“You are a dear, Betty. I hope you are a prophet as well, because sometimes I am afraid that my day as an artist is past. One so quickly is forgotten and I have been away from my audiences for so long a time. However, I don’t intend to be dismal. I am not permitted to be, as a matter of fact, by Aunt Patricia. At the mildest protest on my part, she is unmerciful; I suppose that is why I do my complaining to you, Betty. Was there ever such a character as Aunt Patricia? I believe she grows fiercer in manner and kinder in heart with each passing year. Her reconstruction work in France was so remarkable that the French government wished to present her with a medal of honor, which Aunt Patricia was about to refuse with scant courtesy when I induced her to allow me to write the letter of thanks at the time she declined the offer. There are moments when she is so autocratic I feel I must rebel and yet I am utterly devoted to her and under eternal obligations.”

“So are we all, Polly, since she saved your life in France and may be saving it again with her care of you this winter. So don’t behave like an unruly child. You do manage to keep absurdly young, Polly. Molly, your own twin sister, and I have confessed to each other that we feel ten years your senior. Is it because you are a genius or because you have remained the guardian of the Sunrise Camp Fire girls and been with girls so much that you continue one of them?”

“I decline to answer. Remember, Betty, it was you and not I who captured the young poet’s attention this evening. I wonder if he is to be our nearest neighbor during the winter? I trust not, for I believe he would be of small service should we get into a difficulty. We are more apt to be forced to look after him. By the way, Betty, I am glad the William Blake poem did not invoke a shiver in you. It struck me that the suggestion of the wolf raging wide through the dun forest was unpleasantly suggestive, although we are assured that the wolf has vanished from the Adirondack Mountains as surely as the Indian braves and that only their ghosts haunt their beloved woods.”

Again for a few moments there was a renewed silence, the two friends of many years with their arms entwined about each other continuing to walk up and down contemplating the exquisite landscape under the approaching shadow of the night.

Nearly of the same height, Polly O’Neill Burton, who in social life was Mrs.
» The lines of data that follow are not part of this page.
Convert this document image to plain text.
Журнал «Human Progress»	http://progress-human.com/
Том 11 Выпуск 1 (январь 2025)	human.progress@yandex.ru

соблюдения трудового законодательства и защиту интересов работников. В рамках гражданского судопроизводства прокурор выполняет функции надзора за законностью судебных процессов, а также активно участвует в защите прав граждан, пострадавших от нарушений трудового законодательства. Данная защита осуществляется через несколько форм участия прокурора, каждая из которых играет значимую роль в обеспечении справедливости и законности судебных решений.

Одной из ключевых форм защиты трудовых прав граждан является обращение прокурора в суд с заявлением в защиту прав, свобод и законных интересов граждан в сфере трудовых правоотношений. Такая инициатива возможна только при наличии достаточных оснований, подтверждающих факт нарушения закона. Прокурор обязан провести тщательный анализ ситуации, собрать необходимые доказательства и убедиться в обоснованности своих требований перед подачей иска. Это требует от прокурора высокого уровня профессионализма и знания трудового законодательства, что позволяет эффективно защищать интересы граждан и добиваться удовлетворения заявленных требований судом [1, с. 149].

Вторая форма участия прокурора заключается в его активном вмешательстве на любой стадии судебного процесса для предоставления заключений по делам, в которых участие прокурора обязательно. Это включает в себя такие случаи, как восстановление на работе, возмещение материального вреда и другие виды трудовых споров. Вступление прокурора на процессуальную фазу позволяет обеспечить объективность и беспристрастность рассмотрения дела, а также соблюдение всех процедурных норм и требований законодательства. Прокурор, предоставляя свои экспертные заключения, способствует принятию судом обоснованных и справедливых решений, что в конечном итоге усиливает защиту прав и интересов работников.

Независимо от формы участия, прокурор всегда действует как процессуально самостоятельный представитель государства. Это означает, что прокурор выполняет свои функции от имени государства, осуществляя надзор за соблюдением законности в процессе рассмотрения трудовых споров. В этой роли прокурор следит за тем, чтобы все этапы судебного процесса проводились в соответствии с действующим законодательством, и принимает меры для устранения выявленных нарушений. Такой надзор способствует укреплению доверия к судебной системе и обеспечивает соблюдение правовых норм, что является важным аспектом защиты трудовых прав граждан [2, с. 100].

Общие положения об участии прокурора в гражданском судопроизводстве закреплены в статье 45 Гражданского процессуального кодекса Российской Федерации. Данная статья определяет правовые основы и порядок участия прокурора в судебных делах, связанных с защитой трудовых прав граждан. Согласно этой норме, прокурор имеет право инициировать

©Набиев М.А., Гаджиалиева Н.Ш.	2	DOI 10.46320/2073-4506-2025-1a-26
Richard Burton, was far slenderer than her companion, giving her an effect of greater youth.

Betty Graham, who had been Betty Ashton in former days, had grown from a pretty girl into a rarely beautiful and charming woman, distinguished for her grace of manner and social gifts. She was more beautiful than her friend. Even as a girl Polly O’Neill had never been beautiful in any conventional fashion. Her face was long, her features slightly irregular, with a broad, low brow and delicate, pointed chin. She had a wealth of dusky black hair and amazing blue eyes of swiftly changing color and expression and a wide, mobile mouth.

Once long ago Betty Ashton had said: “One never is aware of the fact that Polly possesses any other features than her eyes and mouth. Her eyes always hold your attention until she begins to speak and then the movement of her lips, the haunting quality of her voice absorb one.”

To-night the figure which moved beside her seemed to be thinner and frailer than at any time since her marriage.

Trying Miss Patricia might be upon occasions, yet at present Betty Graham could only rejoice at the thought of her constant vigilance. Equally devoted she and the Camp Fire girls might be, yet they possessed neither the wisdom nor the authority of Miss Patricia. She remembered that although pliable in small matters, in any question of her art Polly O’Neill had been singularly obstinate. Had she not in her girlhood disappeared from her family and friends and in defiance of their wish devoted herself to her career?

At present would she remain shut up in the winter woods with the new play waiting to be produced and New York City only a few hours away?